O advogado e jurista António Pinto Pereira explicou que a lei portuguesa tem como base uma lei europeia, sendo o terrorismo um “crime transnacional e que normalmente é acoplado a outro tipo de crimes”. O especialista sublinhou também, na Rádio Observador, que a lei permite “uma redução significativa da pena se houver colaboração com as autoridades e se permitir desvendar o obscurantismo do ato que pretendia praticar”. “Custa-me a crer que alguém tenha a ousadia de dar um passo destes sozinho“, argumentou, levantando a questão sobre se o jovem agiu sozinho ou se havia mais pessoas envolvidas, sendo que, até agora, a Polícia Judiciária apenas revelou a detenção de um suspeito e nunca falou em cúmplices.

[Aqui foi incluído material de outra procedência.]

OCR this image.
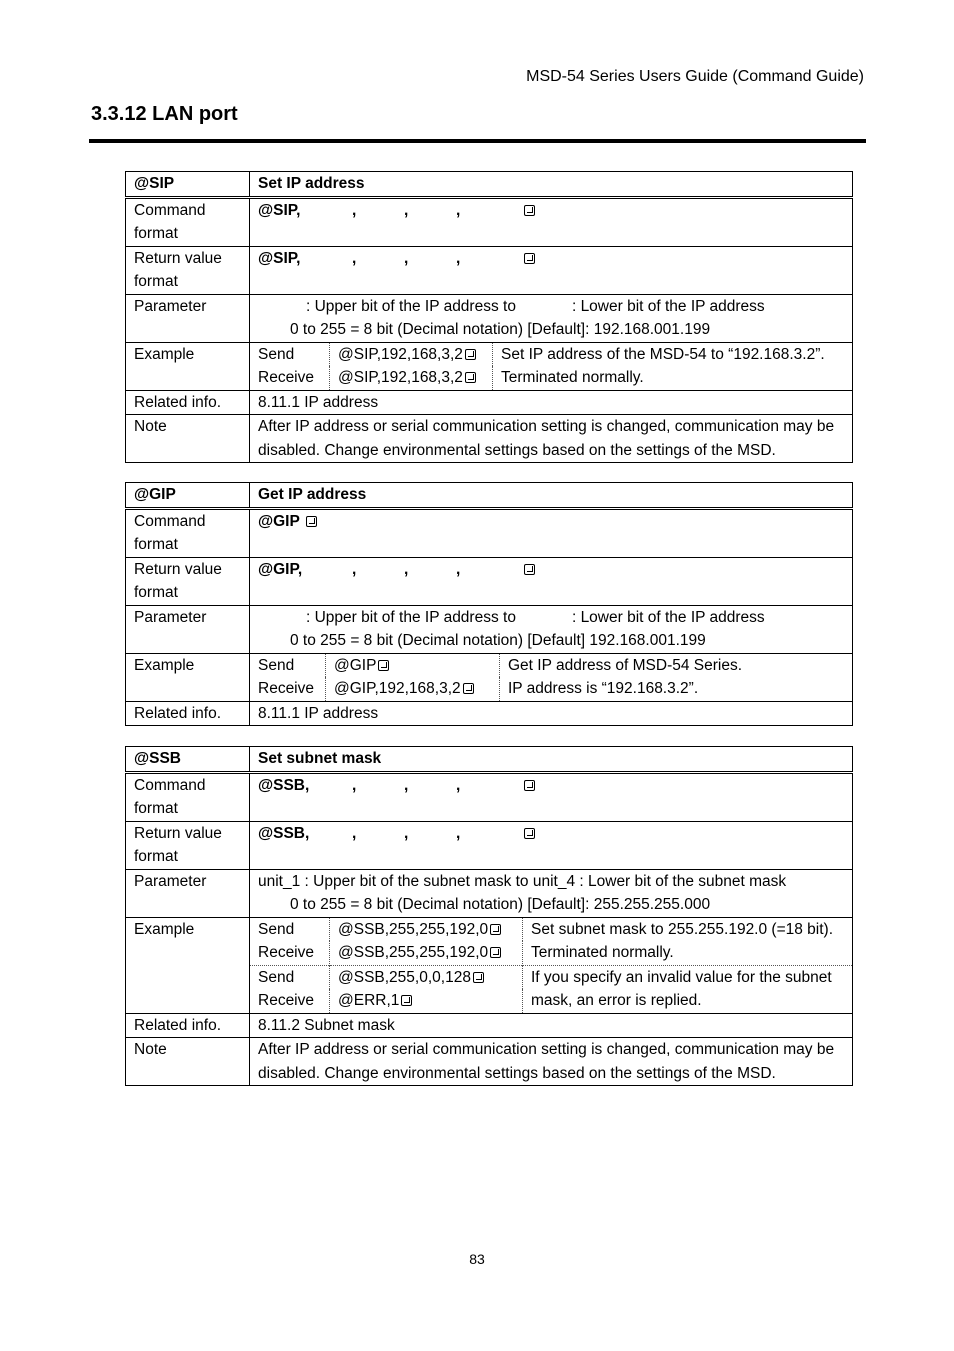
MSD-54 Series Users Guide (Command Guide)
3.3.12 LAN port
@SIP	Set IP address
Command format	@SIP,	,	,	,
Return value format	@SIP,	,	,	,
Parameter	: Upper bit of the IP address to	: Lower bit of the IP address
0 to 255 = 8 bit (Decimal notation) [Default]: 192.168.001.199

Example		Send	@SIP,192,168,3,2	Set IP address of the MSD-54 to “192.168.3.2”.
Receive	@SIP,192,168,3,2	Terminated normally.

Related info.	8.11.1 IP address
Note	After IP address or serial communication setting is changed, communication may be disabled. Change environmental settings based on the settings of the MSD.
@GIP	Get IP address
Command format	@GIP
Return value format	@GIP,	,	,	,
Parameter	: Upper bit of the IP address to	: Lower bit of the IP address
0 to 255 = 8 bit (Decimal notation) [Default] 192.168.001.199

Example		Send	@GIP	Get IP address of MSD-54 Series.
Receive	@GIP,192,168,3,2	IP address is “192.168.3.2”.

Related info.	8.11.1 IP address
@SSB	Set subnet mask
Command format	@SSB,	,	,	,
Return value format	@SSB,	,	,	,
Parameter	unit_1 : Upper bit of the subnet mask to unit_4 : Lower bit of the subnet mask
0 to 255 = 8 bit (Decimal notation) [Default]: 255.255.255.000

Example		Send	@SSB,255,255,192,0	Set subnet mask to 255.255.192.0 (=18 bit).
Receive	@SSB,255,255,192,0	Terminated normally.
Send	@SSB,255,0,0,128	If you specify an invalid value for the subnet
Receive	@ERR,1	mask, an error is replied.

Related info.	8.11.2 Subnet mask
Note	After IP address or serial communication setting is changed, communication may be disabled. Change environmental settings based on the settings of the MSD.
83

O caso idêntico numa escola de Massamá

Pedro Proença, advogado que defendeu, em 2014, um jovem de apenas 15 anos, também acusado de terrorismo por esfaquear quatro pessoas numa escola em Massamá, admitiu, na Rádio Observador, que notou “paralelismo evidentes entre os dois casos” e apelou a uma “intervenção da psiquiatria”.

Ataque à FCUL. “Notei paralelismos entre os dois casos”

“Toda a planificação antecipada, os meios também se assemelham, o que está em causa será a acusação pela prática do crime de terrorismo, que foi o que aconteceu em 2014″, lembra, frisando que a acusação “caiu em julgamento” porque “não ficou provada a intenção de criar uma situação de alarme público com a prática de um ato que provocasse consternação na sociedade”.

O advogado relembrou que “o jovem tinha evidenciado sinais particulares preocupantes” que, a serem monitorizados, poderiam ter “evitado aquele comportamento”. “Neste caso, o jovem tinha comportamentos de isolamento, antissociais, de alguma insatisfação sobre aquilo que era a sociedade, [que foi] traduzido em alguns comportamentos que não foram suficientemente valorizados pelos pais e que se traduziram na reprodução de um atentado à americana”, explicou.

Pedro Proença reiterou que os sinais que existiam há alguns anos, “se tivessem sido suficientemente acompanhados, poderiam ter permitido evitar o comportamento”. Perante o caso do jovem agora detido e que planearia um ataque na Universidade de Lisboa, o advogado disse ser relevante fazer um “esforço para compreender se houve factos que poderão ter sido o gatilho deste tipo de comportamento”.

“É muito provável que o que aconteceu com este jovem seja o produto de um conjunto de fatores que se foram reproduzindo ao longo dos anos, que provocaram um recalcamento psicológico, que importa apurar”, sublinhou, ao argumentar que “é muito importante a imediata intervenção da saúde mental e psiquiátrica”.